A look at his Pro Football Focus profile shows that he did gain 283 yards on scrambles in 2022, averaging 8.1 yards per scramble attempt, which compares favorably to Brennan Armstrong, the long-time starter at Virginia, who gained 326 yards on scrambles last season, averaging 7.2 yards per attempt.
Armstrong, per his PFF profile, has run for 1,020 yards on designed QB runs over his career, averaging 9.9 yards per designed run.
Muskett has a career total of 28 yards on designed runs on 21 attempts.
Then to the question about decision-making, Muskett had a 47.0 NFL QB rating on the 75 snaps in 2022 in which he was deemed to be under pressure.
You can expect that he will be under pressure to the nth degree behind the makeshift O line that lost guys who played 68.1 percent of the snaps last season.

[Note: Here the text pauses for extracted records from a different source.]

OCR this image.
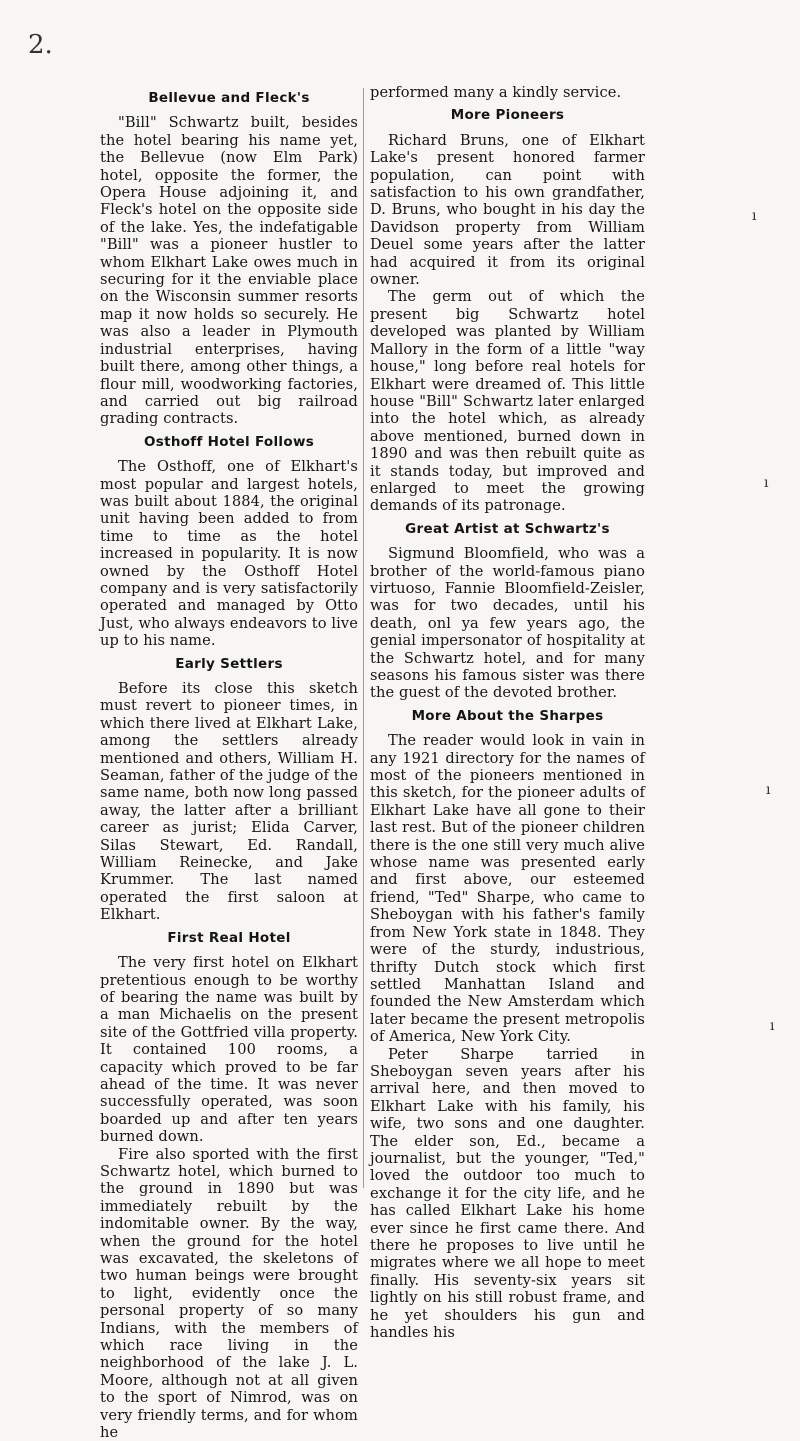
2.
Bellevue and Fleck's

"Bill" Schwartz built, besides the hotel bearing his name yet, the Bellevue (now Elm Park) hotel, opposite the former, the Opera House adjoining it, and Fleck's hotel on the opposite side of the lake. Yes, the indefatigable "Bill" was a pioneer hustler to whom Elkhart Lake owes much in securing for it the enviable place on the Wisconsin summer resorts map it now holds so securely. He was also a leader in Plymouth industrial enterprises, having built there, among other things, a flour mill, woodworking factories, and carried out big railroad grading contracts.

Osthoff Hotel Follows

The Osthoff, one of Elkhart's most popular and largest hotels, was built about 1884, the original unit having been added to from time to time as the hotel increased in popularity. It is now owned by the Osthoff Hotel company and is very satisfactorily operated and managed by Otto Just, who always endeavors to live up to his name.

Early Settlers

Before its close this sketch must revert to pioneer times, in which there lived at Elkhart Lake, among the settlers already mentioned and others, William H. Seaman, father of the judge of the same name, both now long passed away, the latter after a brilliant career as jurist; Elida Carver, Silas Stewart, Ed. Randall, William Reinecke, and Jake Krummer. The last named operated the first saloon at Elkhart.

First Real Hotel

The very first hotel on Elkhart pretentious enough to be worthy of bearing the name was built by a man Michaelis on the present site of the Gottfried villa property. It contained 100 rooms, a capacity which proved to be far ahead of the time. It was never successfully operated, was soon boarded up and after ten years burned down.

Fire also sported with the first Schwartz hotel, which burned to the ground in 1890 but was immediately rebuilt by the indomitable owner. By the way, when the ground for the hotel was excavated, the skeletons of two human beings were brought to light, evidently once the personal property of so many Indians, with the members of which race living in the neighborhood of the lake J. L. Moore, although not at all given to the sport of Nimrod, was on very friendly terms, and for whom he

performed many a kindly service.

More Pioneers

Richard Bruns, one of Elkhart Lake's present honored farmer population, can point with satisfaction to his own grandfather, D. Bruns, who bought in his day the Davidson property from William Deuel some years after the latter had acquired it from its original owner.

The germ out of which the present big Schwartz hotel developed was planted by William Mallory in the form of a little "way house," long before real hotels for Elkhart were dreamed of. This little house "Bill" Schwartz later enlarged into the hotel which, as already above mentioned, burned down in 1890 and was then rebuilt quite as it stands today, but improved and enlarged to meet the growing demands of its patronage.

Great Artist at Schwartz's

Sigmund Bloomfield, who was a brother of the world-famous piano virtuoso, Fannie Bloomfield-Zeisler, was for two decades, until his death, onl ya few years ago, the genial impersonator of hospitality at the Schwartz hotel, and for many seasons his famous sister was there the guest of the devoted brother.

More About the Sharpes

The reader would look in vain in any 1921 directory for the names of most of the pioneers mentioned in this sketch, for the pioneer adults of Elkhart Lake have all gone to their last rest. But of the pioneer children there is the one still very much alive whose name was presented early and first above, our esteemed friend, "Ted" Sharpe, who came to Sheboygan with his father's family from New York state in 1848. They were of the sturdy, industrious, thrifty Dutch stock which first settled Manhattan Island and founded the New Amsterdam which later became the present metropolis of America, New York City.

Peter Sharpe tarried in Sheboygan seven years after his arrival here, and then moved to Elkhart Lake with his family, his wife, two sons and one daughter. The elder son, Ed., became a journalist, but the younger, "Ted," loved the outdoor too much to exchange it for the city life, and he has called Elkhart Lake his home ever since he first came there. And there he proposes to live until he migrates where we all hope to meet finally. His seventy-six years sit lightly on his still robust frame, and he yet shoulders his gun and handles his

ı
ı
ı
ı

He did put up good numbers last season on deep balls – he was 18-of-41 for 621 yards and nine TDs and a 110.0 NFL passer rating on passes that traveled 20+ yards through the air.
Six of his eight INTs came on short and intermediate passes.
Where things stand
Head coach Tony Elliott and offensive coordinator Des Kitchings stressed repeatedly in spring practice that they wouldn’t make a decision at QB until training camp.
It had to have been Muskett’s job to lose, given the lack of availability of Woolfolk, who projects as a second- or third-round pick in the 2024 MLB Draft.
Colandrea’s performance in the spring game might make it a three-way battle when camp gets going in July.
I wouldn’t expect the freshman to be named QB1, but he’s going to push Muskett, who’s going to need to step up in camp to beat out a guy in Woolfolk who should be throwing 95-mph fastballs into mid to late June.